Walter Cronkite, Legendary TV Journalist, Dead at 92

Walter Cronkite, the iconic television journalist often referred to as "the most trusted man in America" during a tumultuous era that included the Kennedy assassination, the civil rights movement, the U.S. lunar landing, the Vietnam War and Watergate, died Friday evening at his New York City home after a long illness.
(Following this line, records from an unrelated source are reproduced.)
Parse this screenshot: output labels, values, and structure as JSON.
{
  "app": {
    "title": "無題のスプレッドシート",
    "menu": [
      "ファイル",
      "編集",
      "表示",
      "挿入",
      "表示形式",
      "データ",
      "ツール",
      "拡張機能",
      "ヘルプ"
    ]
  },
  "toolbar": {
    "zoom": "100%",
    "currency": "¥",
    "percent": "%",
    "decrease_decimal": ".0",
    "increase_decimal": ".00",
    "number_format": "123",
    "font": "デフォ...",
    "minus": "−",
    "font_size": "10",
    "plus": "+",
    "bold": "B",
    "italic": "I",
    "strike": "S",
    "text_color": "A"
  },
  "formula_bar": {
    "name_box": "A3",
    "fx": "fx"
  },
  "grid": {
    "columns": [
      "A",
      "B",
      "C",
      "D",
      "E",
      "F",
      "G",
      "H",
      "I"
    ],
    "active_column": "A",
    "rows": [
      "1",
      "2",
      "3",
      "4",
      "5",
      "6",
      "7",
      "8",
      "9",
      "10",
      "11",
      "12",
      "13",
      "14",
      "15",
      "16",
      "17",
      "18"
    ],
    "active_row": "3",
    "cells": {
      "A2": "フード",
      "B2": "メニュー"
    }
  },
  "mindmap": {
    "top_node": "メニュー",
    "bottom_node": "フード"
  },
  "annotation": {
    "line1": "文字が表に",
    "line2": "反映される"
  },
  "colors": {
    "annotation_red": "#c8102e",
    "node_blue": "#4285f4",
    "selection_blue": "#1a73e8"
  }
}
He was 92.

As a reporter and eventually the anchorman of the CBS Evening News from 1962 to 1981, Cronkite -- with his signature sign-off line, "That's the way it is" -- came to dominate television news like few before him and no one since.

"It's hard to imagine a man for whom I had more admiration," Mike Wallace of 60 Minutes said on CNN. "He was a superb reporter and honorable man."

Cronkite was the one who broke the news to Americans that President John F. Kennedy had been shot Nov. 22, 1963, interrupting a live CBS broadcast of a soap opera.

Five years later, Cronkite returned from a trip to report on the war in Vietnam and declared on television: "It seems now more certain than ever that the bloody experience of Vietnam is a stalemate." Then-President Lyndon Johnson, hearing that comment, reportedly said, "If I've lost Cronkite, I've lost America." Soon afterward, Johnson announced he would not seek re-election, CBS News reported.

Cronkite, who also had a passion for the U.S. space program of the 1960s, died just three days before the 40th anniversary of the moon landing, another historic moment linked with his reporting.

"For decades, Walter Cronkite was the most trusted voice in America," said President Barack Obama in a statement. "His rich baritone reached millions of living rooms every night, and in an industry of icons, Walter set the standard by which all others have been judged."